После представления ею владело какое-то странное чувство, больше всего похожее на удовольствие. Хотя никаких поводов для этого не было, все равно оказалось приятно. Да, черт возьми, ей понравилось! Понравились звучащая на арене музыка и аплодисменты зрителей. Понравились реплики Маэстро, которыми он сопровождал свои фокусы. Занимательные, надо сказать, фокусы! Даже доверчивые глаза акробатки, которые в упор смотрели на Гончую, в то время как ее губы тряслись от страха, и те понравились.
– Тебе, – подтвердила Майка. – Я для тебя нарисовала.
Гончая потрепала девочку по голове.
– Спасибо.
Майка расплылась в довольной улыбке, но не уходила.
– Можно тебя попросить?
– Смотря о чем, – слукавила Гончая. В этот момент ей так хотелось осчастливить еще кого-нибудь, что она сделала бы для девочки все что угодно.
– Спеть. Дядя Баян сказал, что ты красиво поешь.
«Вот же болтун! – беззлобно подумала Гончая. – Растрепал уже».
Она не пела с тех пор, как сбежала с Театральной. Лишь иногда мурлыкала вспомнившуюся мелодию, чтобы поднять себе настроение, когда никто ее не слышал. Но по-детски наивная просьба Майки не вызвала внутреннего протеста. Когда-то она действительно недурно пела, и даже Баян со своим музыкальным слухом это признавал.

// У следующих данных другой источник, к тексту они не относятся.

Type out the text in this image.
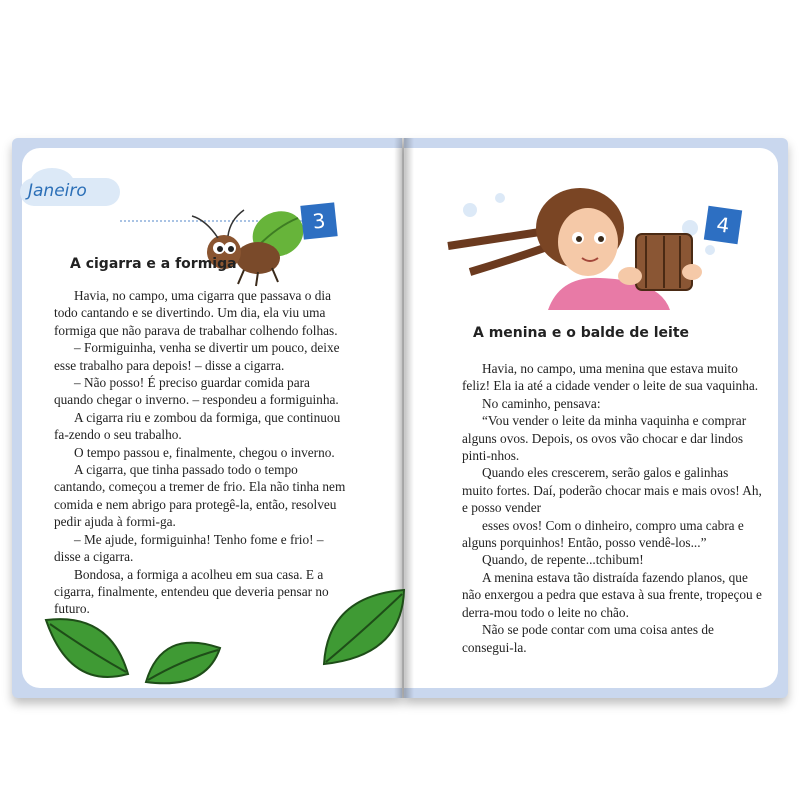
Janeiro
3
A cigarra e a formiga

Havia, no campo, uma cigarra que passava o dia todo cantando e se divertindo. Um dia, ela viu uma formiga que não parava de trabalhar colhendo folhas.

– Formiguinha, venha se divertir um pouco, deixe esse trabalho para depois! – disse a cigarra.

– Não posso! É preciso guardar comida para quando chegar o inverno. – respondeu a formiguinha.

A cigarra riu e zombou da formiga, que continuou fa-zendo o seu trabalho.

O tempo passou e, finalmente, chegou o inverno.

A cigarra, que tinha passado todo o tempo cantando, começou a tremer de frio. Ela não tinha nem comida e nem abrigo para protegê-la, então, resolveu pedir ajuda à formi-ga.

– Me ajude, formiguinha! Tenho fome e frio! – disse a cigarra.

Bondosa, a formiga a acolheu em sua casa. E a cigarra, finalmente, entendeu que deveria pensar no futuro.

4
A menina e o balde de leite

Havia, no campo, uma menina que estava muito feliz! Ela ia até a cidade vender o leite de sua vaquinha.

No caminho, pensava:

“Vou vender o leite da minha vaquinha e comprar alguns ovos. Depois, os ovos vão chocar e dar lindos pinti-nhos.

Quando eles crescerem, serão galos e galinhas muito fortes. Daí, poderão chocar mais e mais ovos! Ah, e posso vender

esses ovos! Com o dinheiro, compro uma cabra e alguns porquinhos! Então, posso vendê-los...”

Quando, de repente...tchibum!

A menina estava tão distraída fazendo planos, que não enxergou a pedra que estava à sua frente, tropeçou e derra-mou todo o leite no chão.

Não se pode contar com uma coisa antes de consegui-la.
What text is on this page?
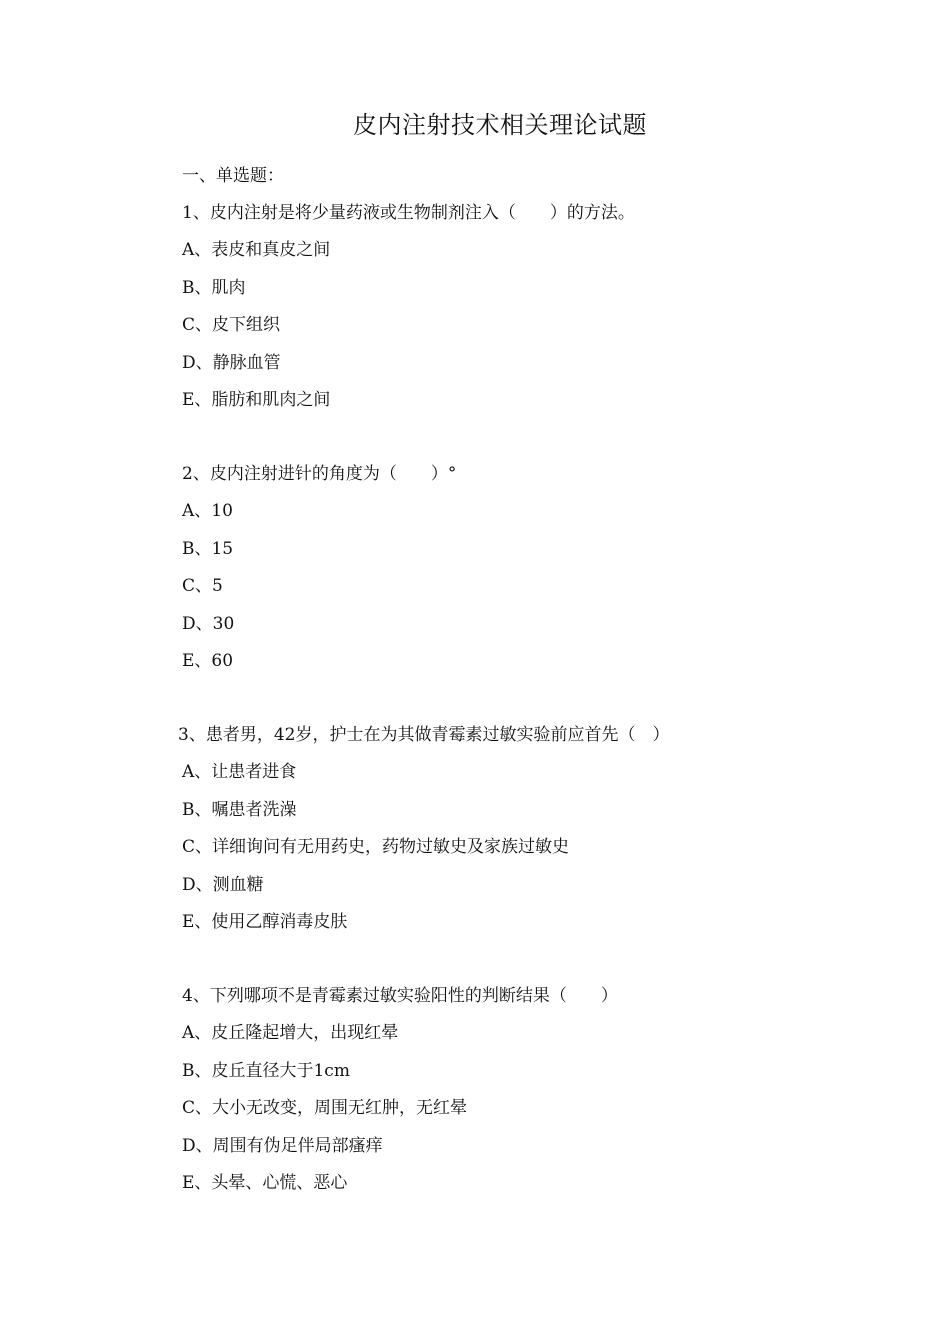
皮内注射技术相关理论试题
一、单选题：
1、皮内注射是将少量药液或生物制剂注入（　　）的方法。
A、表皮和真皮之间
B、肌肉
C、皮下组织
D、静脉血管
E、脂肪和肌肉之间
2、皮内注射进针的角度为（　　）°
A、10
B、15
C、5
D、30
E、60
3、患者男，42岁，护士在为其做青霉素过敏实验前应首先（　）
A、让患者进食
B、嘱患者洗澡
C、详细询问有无用药史，药物过敏史及家族过敏史
D、测血糖
E、使用乙醇消毒皮肤
4、下列哪项不是青霉素过敏实验阳性的判断结果（　　）
A、皮丘隆起增大，出现红晕
B、皮丘直径大于1cm
C、大小无改变，周围无红肿，无红晕
D、周围有伪足伴局部瘙痒
E、头晕、心慌、恶心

– Представление закончится, спою.
– Здорово! – радостно завизжала Майка.
Гончая не ответила. Она наконец взглянула на подаренный рисунок. И застыла как вкопанная. Улыбка приклеилась к лицу, хотя улыбаться больше не хотелось. Совсем.
– Кто это?
– Ты. Разве ты не узнаешь себя? – удивилась Майка. – Я же тебя нарисовала.
Гончая узнала себя. Узнала сразу. И лицо, и прическу, хотя это была другая прическа, и главное – одежду!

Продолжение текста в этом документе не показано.